I have become more afraid, lately, of vehicular travel. I had thought this was because I feel my luck is running out. After all, how many battered airplanes can one fly in before one of them drops from the sky? How many daredevil taxi rides through the dark before one goes tumbling into a ditch? But now, comparing all these memories, I decide it is because I have much more to live for. Never before have I felt needed in the way I do now, or cared for. Where once I was a young and callow man almost as light and unattached as a gas, with little to lose but myself, I am now a solid, with a feeling of rootedness in something. It is a strange and a new feeling, and there may be nothing so fear-inspiring.

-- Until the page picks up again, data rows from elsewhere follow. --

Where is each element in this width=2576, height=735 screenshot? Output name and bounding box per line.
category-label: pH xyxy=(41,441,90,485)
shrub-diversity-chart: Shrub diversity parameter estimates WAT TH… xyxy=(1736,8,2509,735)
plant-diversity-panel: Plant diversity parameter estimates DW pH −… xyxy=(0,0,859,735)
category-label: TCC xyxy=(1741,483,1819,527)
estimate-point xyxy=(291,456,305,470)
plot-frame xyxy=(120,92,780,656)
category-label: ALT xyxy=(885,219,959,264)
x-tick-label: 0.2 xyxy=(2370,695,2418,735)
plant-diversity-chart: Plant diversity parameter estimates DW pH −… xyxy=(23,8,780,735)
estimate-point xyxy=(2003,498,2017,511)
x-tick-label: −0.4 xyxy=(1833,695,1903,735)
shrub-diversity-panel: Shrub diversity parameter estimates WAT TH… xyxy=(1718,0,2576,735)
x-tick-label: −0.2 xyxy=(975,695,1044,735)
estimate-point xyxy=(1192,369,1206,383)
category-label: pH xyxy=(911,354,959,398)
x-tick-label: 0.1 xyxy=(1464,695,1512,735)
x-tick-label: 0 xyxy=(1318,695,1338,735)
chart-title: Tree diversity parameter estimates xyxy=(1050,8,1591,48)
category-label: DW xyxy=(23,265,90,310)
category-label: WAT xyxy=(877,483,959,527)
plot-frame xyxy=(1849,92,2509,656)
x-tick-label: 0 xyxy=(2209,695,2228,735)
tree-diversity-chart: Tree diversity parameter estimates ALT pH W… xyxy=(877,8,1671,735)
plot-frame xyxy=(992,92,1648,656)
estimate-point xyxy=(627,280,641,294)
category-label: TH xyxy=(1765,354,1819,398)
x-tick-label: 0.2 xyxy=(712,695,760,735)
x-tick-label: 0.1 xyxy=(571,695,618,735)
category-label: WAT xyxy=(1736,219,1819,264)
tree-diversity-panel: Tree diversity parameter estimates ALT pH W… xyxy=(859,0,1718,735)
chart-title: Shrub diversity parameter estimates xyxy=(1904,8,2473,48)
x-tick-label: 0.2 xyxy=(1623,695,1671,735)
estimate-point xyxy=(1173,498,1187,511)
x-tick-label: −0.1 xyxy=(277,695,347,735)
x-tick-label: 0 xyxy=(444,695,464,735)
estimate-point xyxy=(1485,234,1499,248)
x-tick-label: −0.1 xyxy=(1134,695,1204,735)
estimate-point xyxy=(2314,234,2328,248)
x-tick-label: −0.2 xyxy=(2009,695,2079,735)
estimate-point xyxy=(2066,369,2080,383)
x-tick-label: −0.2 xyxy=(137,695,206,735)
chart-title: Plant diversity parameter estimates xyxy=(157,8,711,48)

We pass a gas station shaped like a UFO, completely empty and abandoned-looking, and yet lit-up against the darkness, a noir set waiting for its scene. The even, identical rows of trees planted along the side of the road have, over the years, died into a random pattern. All of the survivors are now twisted into shapes of their own. A traffic cop is drinking tea at a child's desk on the side of the road, the gate of his checkpoint lit up with red Christmas lights. We drive around the gate, slowing but not stopping. He tips his enormous hat to us and returns to his tea. We have arrived in the middle of nowhere, and safely.